The symptoms of diabetic neuropathy are very varied because we have so many different nerves. A common complaint is hypersensitivity of the feet producing a burning or hot sensation. The opposite can happen where people lose sensation in the feet and the feet feel strange when walking or numb to touch. When the perception of heat is lost there is a very real danger of causing damage to your feet just by being too close to the fire or keeping your feet too long on a hot water bottle. Feet with evidence of diabetic neuropathy therefore are at high risk of developing ulcers, infections or traumatic damage.

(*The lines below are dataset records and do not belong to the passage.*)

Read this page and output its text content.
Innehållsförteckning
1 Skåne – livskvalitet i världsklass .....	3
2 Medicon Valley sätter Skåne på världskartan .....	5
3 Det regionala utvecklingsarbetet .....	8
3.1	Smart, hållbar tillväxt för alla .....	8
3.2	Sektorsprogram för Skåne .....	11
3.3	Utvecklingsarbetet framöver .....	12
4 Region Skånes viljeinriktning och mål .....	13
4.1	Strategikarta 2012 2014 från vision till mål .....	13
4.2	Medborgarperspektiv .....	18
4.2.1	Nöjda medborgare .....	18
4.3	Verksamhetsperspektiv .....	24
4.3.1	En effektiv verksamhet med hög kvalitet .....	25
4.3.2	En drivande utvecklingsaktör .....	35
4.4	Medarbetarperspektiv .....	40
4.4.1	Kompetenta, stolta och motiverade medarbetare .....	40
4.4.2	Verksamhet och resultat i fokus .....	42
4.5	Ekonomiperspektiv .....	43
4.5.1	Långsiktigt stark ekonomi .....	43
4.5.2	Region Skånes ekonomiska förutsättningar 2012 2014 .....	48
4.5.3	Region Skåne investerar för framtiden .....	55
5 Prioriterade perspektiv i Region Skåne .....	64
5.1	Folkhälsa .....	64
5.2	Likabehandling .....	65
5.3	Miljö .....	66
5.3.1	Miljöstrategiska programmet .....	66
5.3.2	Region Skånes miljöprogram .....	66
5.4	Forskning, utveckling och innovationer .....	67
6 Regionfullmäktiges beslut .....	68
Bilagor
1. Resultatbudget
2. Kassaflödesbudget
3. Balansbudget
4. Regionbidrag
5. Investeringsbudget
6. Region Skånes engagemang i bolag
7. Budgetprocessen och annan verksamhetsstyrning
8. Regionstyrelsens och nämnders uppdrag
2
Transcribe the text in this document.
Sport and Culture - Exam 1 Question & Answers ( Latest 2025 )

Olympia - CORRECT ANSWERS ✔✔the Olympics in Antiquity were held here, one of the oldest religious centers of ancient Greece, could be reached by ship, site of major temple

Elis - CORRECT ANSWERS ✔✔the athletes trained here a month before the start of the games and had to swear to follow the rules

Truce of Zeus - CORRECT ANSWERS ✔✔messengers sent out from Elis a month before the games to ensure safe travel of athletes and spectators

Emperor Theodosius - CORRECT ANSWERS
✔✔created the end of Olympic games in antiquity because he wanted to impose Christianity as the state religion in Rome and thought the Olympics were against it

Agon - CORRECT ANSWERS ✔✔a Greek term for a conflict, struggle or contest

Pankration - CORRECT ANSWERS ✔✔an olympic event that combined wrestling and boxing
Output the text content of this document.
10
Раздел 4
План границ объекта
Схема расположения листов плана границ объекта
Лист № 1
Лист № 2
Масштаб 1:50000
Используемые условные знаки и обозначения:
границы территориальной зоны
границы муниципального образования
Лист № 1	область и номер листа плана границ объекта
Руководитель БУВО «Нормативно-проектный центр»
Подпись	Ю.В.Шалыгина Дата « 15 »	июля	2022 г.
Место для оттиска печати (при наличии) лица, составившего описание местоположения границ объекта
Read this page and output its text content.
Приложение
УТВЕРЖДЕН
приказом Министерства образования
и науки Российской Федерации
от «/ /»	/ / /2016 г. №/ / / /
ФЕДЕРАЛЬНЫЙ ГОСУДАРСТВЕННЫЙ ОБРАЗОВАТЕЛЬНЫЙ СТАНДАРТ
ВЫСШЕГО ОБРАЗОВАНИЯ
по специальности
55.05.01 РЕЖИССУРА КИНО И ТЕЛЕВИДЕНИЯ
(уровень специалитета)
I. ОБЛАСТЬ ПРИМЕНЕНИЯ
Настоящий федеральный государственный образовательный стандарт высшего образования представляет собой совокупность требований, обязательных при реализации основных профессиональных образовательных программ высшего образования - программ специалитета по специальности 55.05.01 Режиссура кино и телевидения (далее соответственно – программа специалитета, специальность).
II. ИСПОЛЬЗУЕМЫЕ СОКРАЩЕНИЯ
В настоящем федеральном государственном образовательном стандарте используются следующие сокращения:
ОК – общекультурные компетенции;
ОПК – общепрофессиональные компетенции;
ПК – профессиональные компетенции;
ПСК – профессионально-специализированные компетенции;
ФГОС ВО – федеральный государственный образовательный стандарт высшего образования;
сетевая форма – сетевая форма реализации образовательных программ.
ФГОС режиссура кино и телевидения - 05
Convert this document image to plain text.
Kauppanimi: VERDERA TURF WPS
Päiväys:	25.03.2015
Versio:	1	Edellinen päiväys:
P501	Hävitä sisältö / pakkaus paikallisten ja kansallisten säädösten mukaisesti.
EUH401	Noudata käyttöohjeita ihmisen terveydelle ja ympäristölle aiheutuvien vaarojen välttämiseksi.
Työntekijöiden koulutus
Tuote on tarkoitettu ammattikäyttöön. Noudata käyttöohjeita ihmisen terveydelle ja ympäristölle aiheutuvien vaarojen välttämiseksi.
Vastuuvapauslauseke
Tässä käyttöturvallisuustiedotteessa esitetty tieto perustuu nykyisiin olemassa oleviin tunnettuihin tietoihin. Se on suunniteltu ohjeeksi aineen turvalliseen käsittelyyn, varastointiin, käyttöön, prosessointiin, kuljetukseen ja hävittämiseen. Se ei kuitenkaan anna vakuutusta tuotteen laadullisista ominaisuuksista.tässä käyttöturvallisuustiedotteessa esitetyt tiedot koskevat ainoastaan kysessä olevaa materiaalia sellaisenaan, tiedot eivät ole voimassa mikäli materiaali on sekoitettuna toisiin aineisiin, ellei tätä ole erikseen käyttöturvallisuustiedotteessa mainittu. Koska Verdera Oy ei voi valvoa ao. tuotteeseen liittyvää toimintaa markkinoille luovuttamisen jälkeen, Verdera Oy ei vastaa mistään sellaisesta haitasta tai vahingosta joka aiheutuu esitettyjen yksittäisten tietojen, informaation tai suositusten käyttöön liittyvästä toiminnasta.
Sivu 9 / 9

The assessment of diabetic neuropathy by your doctor is quite complex and involves a series of tests on individual nerves and their function. A simple examination will often indicate whether there are clinical signs such as muscle wasting or sensory loss but often more sophisticated tests such as nerve conduction studies are required. A blood test is usually also requested so as to rule out the presence of neuropathy caused by other metabolic problems such as vitamin B12 deficiency.
The treatment of neuropathy depends specifically on the problem presented. In all cases, however, prevention of further neurological damage is a priority and in this respect improving the control of blood glucose levels represents the single most effective tool. Treatment of painful neuropathic symptoms of the feet is one of the most common problems and to do this there are a number of analgesic strategies available.